Hamdani se encoge de hombros.

– A saber quién es y a qué se dedica -observa, escéptico.

– Dígale que muchas gracias, que tenemos que seguir a Alhucemas.

Nuestro conductor desgrana con su árabe lento nuestro agradecimiento y nuestra disculpa. El rifeño insiste un poco, pero pronto levanta las manos, se golpea los muslos y se levanta. Desaparece un momento en el interior del bar y después se despide efusivamente. Nos desea buen viaje, nos repite que su casa es nuestra casa, etc. Con su hijo siguiéndole camina despacio hacia su coche, que resulta ser uno de los Mercedes. Diez minutos después, cuando tratamos de pagar la cuenta descubrimos que ya la ha pagado él. ¿Y éstos son los ariscos rifeños con los que amenazan las guías?

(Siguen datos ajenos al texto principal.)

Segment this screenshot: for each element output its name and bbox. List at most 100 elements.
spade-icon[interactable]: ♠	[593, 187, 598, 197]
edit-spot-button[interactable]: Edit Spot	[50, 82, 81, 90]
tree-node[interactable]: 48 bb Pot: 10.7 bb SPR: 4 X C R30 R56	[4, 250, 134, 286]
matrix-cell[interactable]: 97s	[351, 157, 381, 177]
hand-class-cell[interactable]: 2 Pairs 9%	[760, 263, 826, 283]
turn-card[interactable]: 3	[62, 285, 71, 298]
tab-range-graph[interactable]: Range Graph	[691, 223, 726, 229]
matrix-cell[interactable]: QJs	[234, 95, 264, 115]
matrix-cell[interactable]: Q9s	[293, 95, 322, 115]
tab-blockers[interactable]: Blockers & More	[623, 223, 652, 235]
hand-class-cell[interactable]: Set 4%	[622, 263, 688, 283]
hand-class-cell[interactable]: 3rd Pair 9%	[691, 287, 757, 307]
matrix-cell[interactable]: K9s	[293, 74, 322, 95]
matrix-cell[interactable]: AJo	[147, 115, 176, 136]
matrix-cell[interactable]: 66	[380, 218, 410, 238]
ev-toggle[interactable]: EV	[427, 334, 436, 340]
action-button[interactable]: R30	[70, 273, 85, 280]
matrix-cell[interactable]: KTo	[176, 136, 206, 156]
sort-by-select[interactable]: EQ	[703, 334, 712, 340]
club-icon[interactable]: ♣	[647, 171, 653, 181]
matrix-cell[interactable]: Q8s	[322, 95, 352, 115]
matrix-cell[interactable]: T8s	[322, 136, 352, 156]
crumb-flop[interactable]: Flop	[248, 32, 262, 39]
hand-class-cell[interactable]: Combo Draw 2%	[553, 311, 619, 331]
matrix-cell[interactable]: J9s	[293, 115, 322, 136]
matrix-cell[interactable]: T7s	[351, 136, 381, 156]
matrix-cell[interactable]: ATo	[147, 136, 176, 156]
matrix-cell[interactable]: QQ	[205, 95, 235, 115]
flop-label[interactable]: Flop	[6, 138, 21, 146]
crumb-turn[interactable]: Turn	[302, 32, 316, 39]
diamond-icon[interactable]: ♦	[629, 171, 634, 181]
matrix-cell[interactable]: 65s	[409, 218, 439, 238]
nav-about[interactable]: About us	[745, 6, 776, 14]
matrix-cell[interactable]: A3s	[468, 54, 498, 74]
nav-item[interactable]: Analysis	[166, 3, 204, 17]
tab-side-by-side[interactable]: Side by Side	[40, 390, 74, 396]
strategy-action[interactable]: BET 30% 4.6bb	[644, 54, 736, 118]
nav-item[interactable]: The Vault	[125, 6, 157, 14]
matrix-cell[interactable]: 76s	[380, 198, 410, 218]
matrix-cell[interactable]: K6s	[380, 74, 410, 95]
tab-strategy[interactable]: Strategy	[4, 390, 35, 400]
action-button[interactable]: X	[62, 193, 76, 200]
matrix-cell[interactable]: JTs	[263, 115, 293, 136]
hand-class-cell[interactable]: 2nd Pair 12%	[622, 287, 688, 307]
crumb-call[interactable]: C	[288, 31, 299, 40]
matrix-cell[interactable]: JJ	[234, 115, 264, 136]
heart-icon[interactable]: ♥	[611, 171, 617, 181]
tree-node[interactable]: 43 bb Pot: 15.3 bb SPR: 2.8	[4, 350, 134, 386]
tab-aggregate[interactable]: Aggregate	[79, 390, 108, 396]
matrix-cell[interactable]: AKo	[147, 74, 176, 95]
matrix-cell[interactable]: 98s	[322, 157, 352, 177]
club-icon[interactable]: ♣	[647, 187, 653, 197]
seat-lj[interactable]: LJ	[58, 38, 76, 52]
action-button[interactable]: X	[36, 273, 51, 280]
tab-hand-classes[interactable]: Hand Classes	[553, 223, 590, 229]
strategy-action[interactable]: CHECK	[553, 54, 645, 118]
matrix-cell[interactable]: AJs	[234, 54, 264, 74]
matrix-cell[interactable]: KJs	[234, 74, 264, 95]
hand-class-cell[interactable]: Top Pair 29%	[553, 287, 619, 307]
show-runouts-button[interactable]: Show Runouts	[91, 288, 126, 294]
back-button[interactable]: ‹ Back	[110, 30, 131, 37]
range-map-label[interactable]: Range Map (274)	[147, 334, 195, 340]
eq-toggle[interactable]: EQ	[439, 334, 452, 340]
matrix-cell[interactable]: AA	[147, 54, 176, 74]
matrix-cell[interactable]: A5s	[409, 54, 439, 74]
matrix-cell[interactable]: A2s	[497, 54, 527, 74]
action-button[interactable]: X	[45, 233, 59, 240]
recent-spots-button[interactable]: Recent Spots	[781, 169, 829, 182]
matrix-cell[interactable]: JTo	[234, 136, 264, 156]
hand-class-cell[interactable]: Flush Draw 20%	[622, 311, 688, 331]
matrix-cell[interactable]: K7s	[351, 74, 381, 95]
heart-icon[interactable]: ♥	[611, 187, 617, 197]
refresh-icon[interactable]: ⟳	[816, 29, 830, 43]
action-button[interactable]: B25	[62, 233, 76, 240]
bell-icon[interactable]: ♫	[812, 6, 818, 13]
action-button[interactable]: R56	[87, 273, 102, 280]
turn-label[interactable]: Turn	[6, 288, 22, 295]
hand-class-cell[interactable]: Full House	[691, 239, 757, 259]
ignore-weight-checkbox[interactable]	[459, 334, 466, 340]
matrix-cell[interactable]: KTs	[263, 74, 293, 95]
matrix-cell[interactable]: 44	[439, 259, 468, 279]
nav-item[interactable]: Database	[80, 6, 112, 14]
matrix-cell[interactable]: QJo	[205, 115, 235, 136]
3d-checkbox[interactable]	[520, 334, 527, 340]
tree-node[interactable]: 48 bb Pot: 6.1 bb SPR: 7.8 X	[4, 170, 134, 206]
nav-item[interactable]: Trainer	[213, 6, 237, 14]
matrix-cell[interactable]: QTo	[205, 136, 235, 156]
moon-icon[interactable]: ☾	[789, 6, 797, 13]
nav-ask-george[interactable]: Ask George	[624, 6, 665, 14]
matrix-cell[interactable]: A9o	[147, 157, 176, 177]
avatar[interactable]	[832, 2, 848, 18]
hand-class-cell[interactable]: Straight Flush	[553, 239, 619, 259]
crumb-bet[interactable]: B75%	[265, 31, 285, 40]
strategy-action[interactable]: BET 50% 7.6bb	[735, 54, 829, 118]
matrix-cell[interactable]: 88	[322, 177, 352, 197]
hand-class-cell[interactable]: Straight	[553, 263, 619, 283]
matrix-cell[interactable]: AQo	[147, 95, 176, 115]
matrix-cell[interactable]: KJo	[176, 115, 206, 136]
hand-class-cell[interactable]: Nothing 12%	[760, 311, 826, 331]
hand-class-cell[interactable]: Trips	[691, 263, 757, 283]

Desde Tafersit, ya con el estómago lleno y el té disuelto en la sangre, recorremos los ocho kilómetros que nos separan de Midar. Aquí nos reincorporamos a la carretera general y a la civilización, después de nuestra fugaz incursión por el Rif profundo donde perdura la huella de las viejas cábilas guerreras. Al volver a la ruta principal el paisaje pierde algo su dureza y una parte de su atractivo, pero también tiene su interés. Midar es un pueblo típico de carretera, extendido a ambos lados de la costura de asfalto que separa y une sus dos mitades. A la entrada hay un arco con la estrella de cinco puntas, el símbolo del reino. Mientras pasamos de un extremo a otro, y quizá porque ya son algo más de las cinco de la tarde, el pueblo está algo más concurrido que los anteriores. Llaman especialmente la atención las mujeres jóvenes que van andando por la cuneta, sin prisa, descubiertas y sin mostrar en absoluto esa actitud sumisa y retraída que la idea común asigna a la mujer musulmana. Llevan la cabeza alta y si se las mira devuelven desafiantes la mirada. Eso nos sucede con una muchacha de dieciocho o veinte años que pasea sola. Tiene unos ojos deslumbrantes, que nos escrutan orgullosos bajo los cabellos que lleva revueltos sobre la frente. No en balde advertía Gonzalo de Reparaz que en Marruecos había que dejar a un lado "la necia tradición española de piropear a las mujeres". Las montañesas siempre fueron famosas entre las marroquíes por su audacia y por su falta de remilgos. No los tiene desde luego esta brava rifeña, que pasa indiferente delante de uno de esos grupos de hombres ociosos e inquietantes que tanto abundan en Marruecos.

Se acaba Midar y la carretera vuelve a extenderse ante nuestros ojos. Son sesenta o setenta kilómetros de montañas hasta Alhucemas.

Nos acomodamos en nuestros asientos y Hamdani pone música marroquí. Resulta relajante.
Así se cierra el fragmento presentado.